Citizens may revolt against income tax increases he said, and not notice smaller fees inching up. Also, when state governments ultimately raise the larger taxes, they can say they have done so only after tapping all other alternatives.

During the 2001 recession, many wanted to leave income and sales taxes untouched and “they had a ready source that time, which was tobacco taxes,” said Boyd, who has also served as director of tax policy and revenue analysis for the state of New York budget office, adding:

“I don’t think there’s a counterpart this time around.”


Cities are looking at everyday life for revenues.

Providence, Rhode Island, for example, wants to charge the private colleges in the city, namely Brown University, a “student-impact fee” of $150 per student per semester.

New York City Mayor Michael Bloomberg has proposed a five-cent fee on plastic shopping bags — a move that would raise an estimated $100 million a year, according to a recent study of big city budgets by The Pew Charitable Trusts’ Philadelphia Research Initiative.

That comes after the city considered levying an extra tax on sodas.

Washington, D.C. will also tax bags, but the revenue is earmarked for ending river pollution.
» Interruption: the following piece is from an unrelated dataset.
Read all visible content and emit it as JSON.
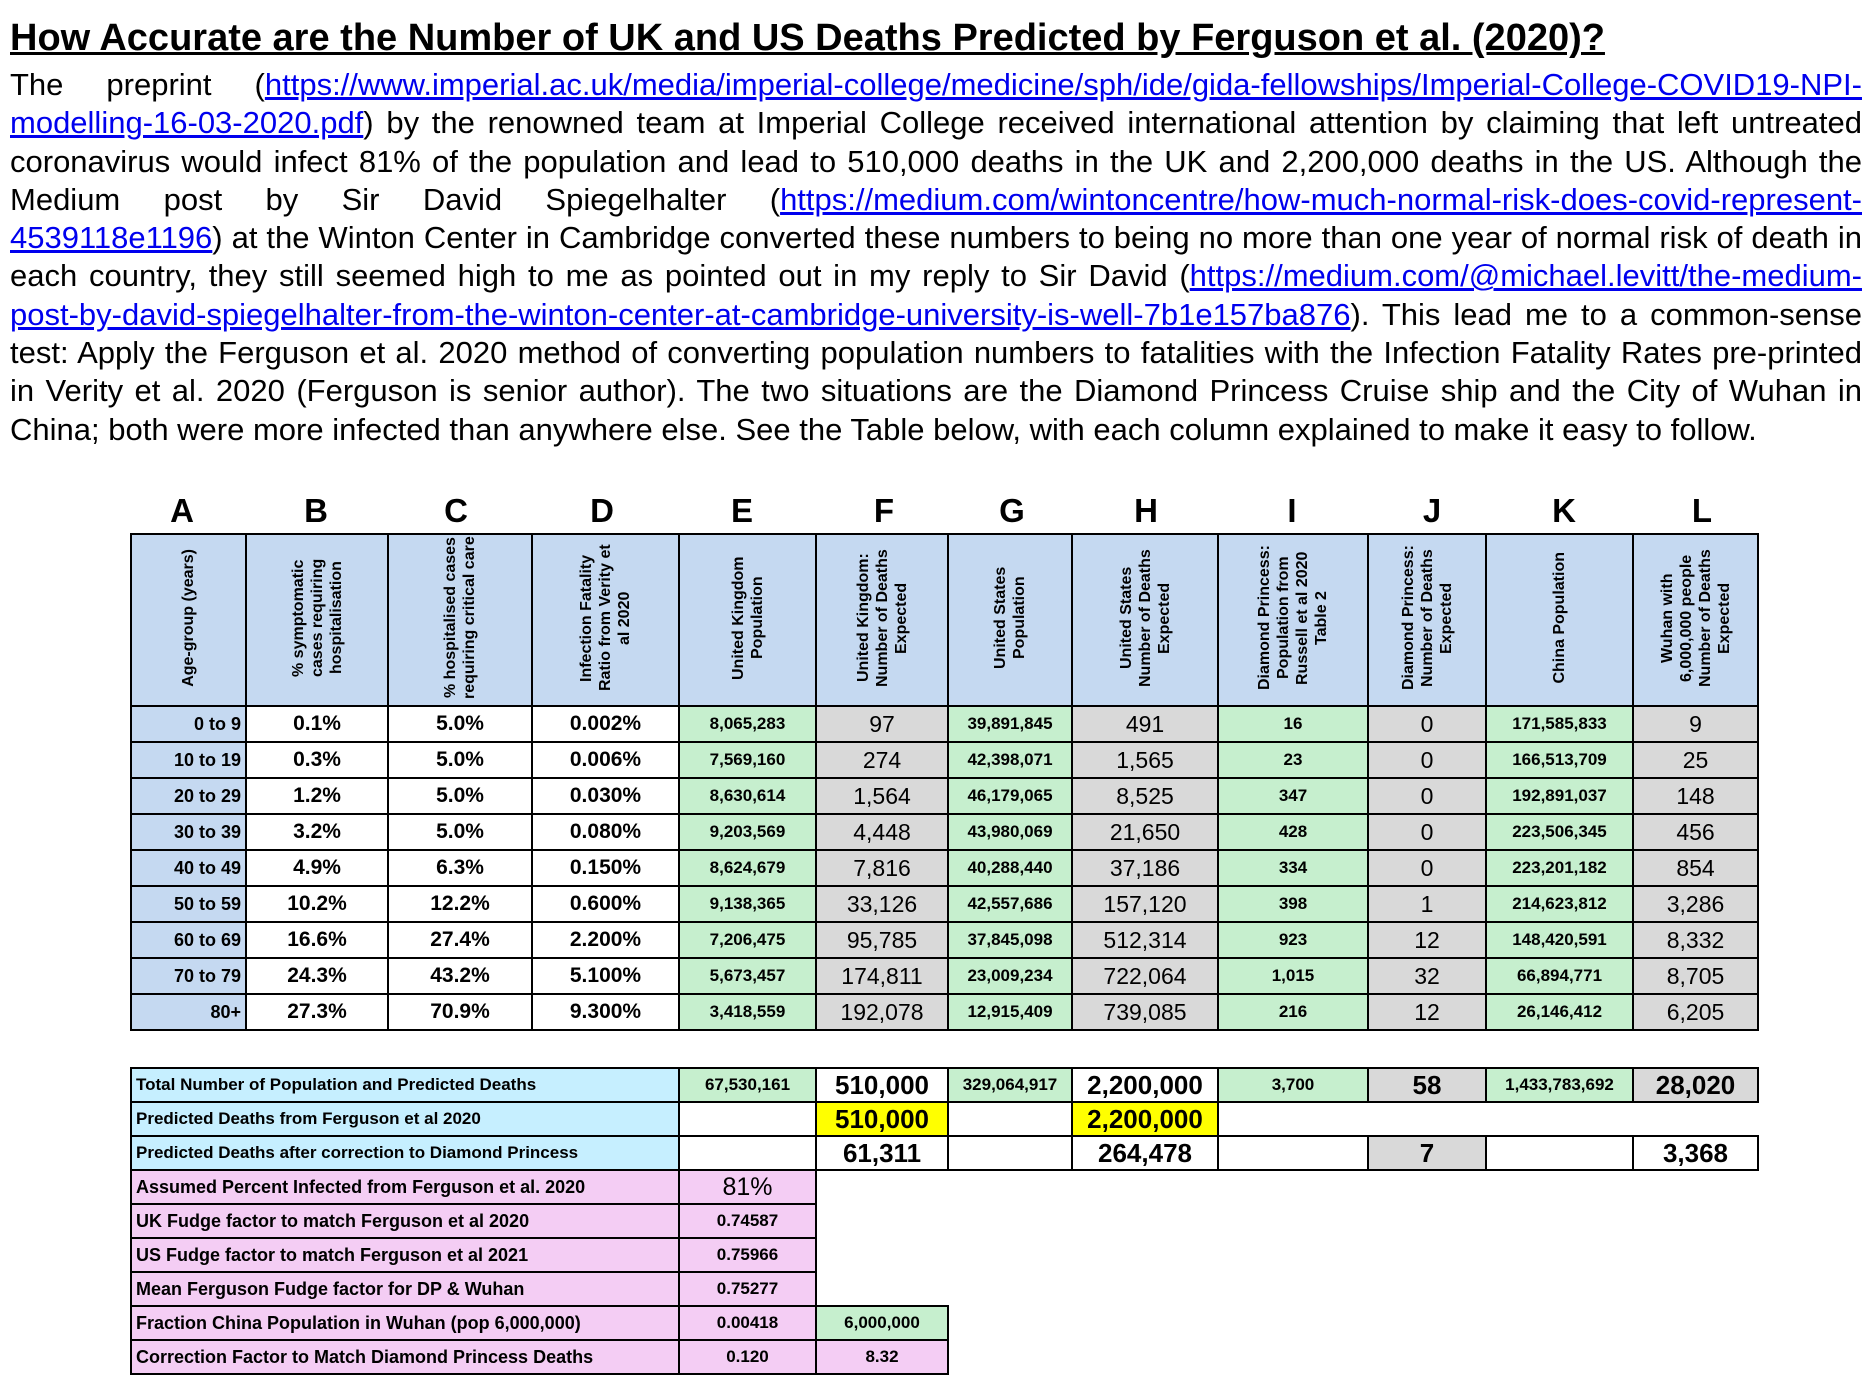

The city council recently passed a budget that includes attaching cameras to street sweepers to ticket errant parked cars in the hope of collecting nearly $7 million.

The district’s Chief Financial Officer recently told the U.S. Congress it should be allowed to tax federal buildings and is calling for the law barring local buildings from being taller than the Capitol to be lifted in hopes of garnering more real estate taxes.

But residents may not be on board for new fees, said Larry Eichel, project director for the Pew’s initiative.

“There tends to be more resistance to having a new fee than to raising an old fee,” he said, adding that cities often must receive approval for taxes from their states and states may not be eager to give cities new revenue-raising powers when they are having their own fiscal problems.

Even with unconventional revenue methods in the works, many states are relying on tried and true tax increases along with drastic spending cuts to keep their budgets balanced.

The nonpartisan think tank Center on Budget and Policy Priorities says that 19 states have cut public health programs for low-income children and families, and at least 21 are cutting programs for the elderly. Nearly half of the states in the union are also cutting education.

At least 16 states have raised income, business, sales and excise taxes already in 2009, and another 15 are weighing taking the same step.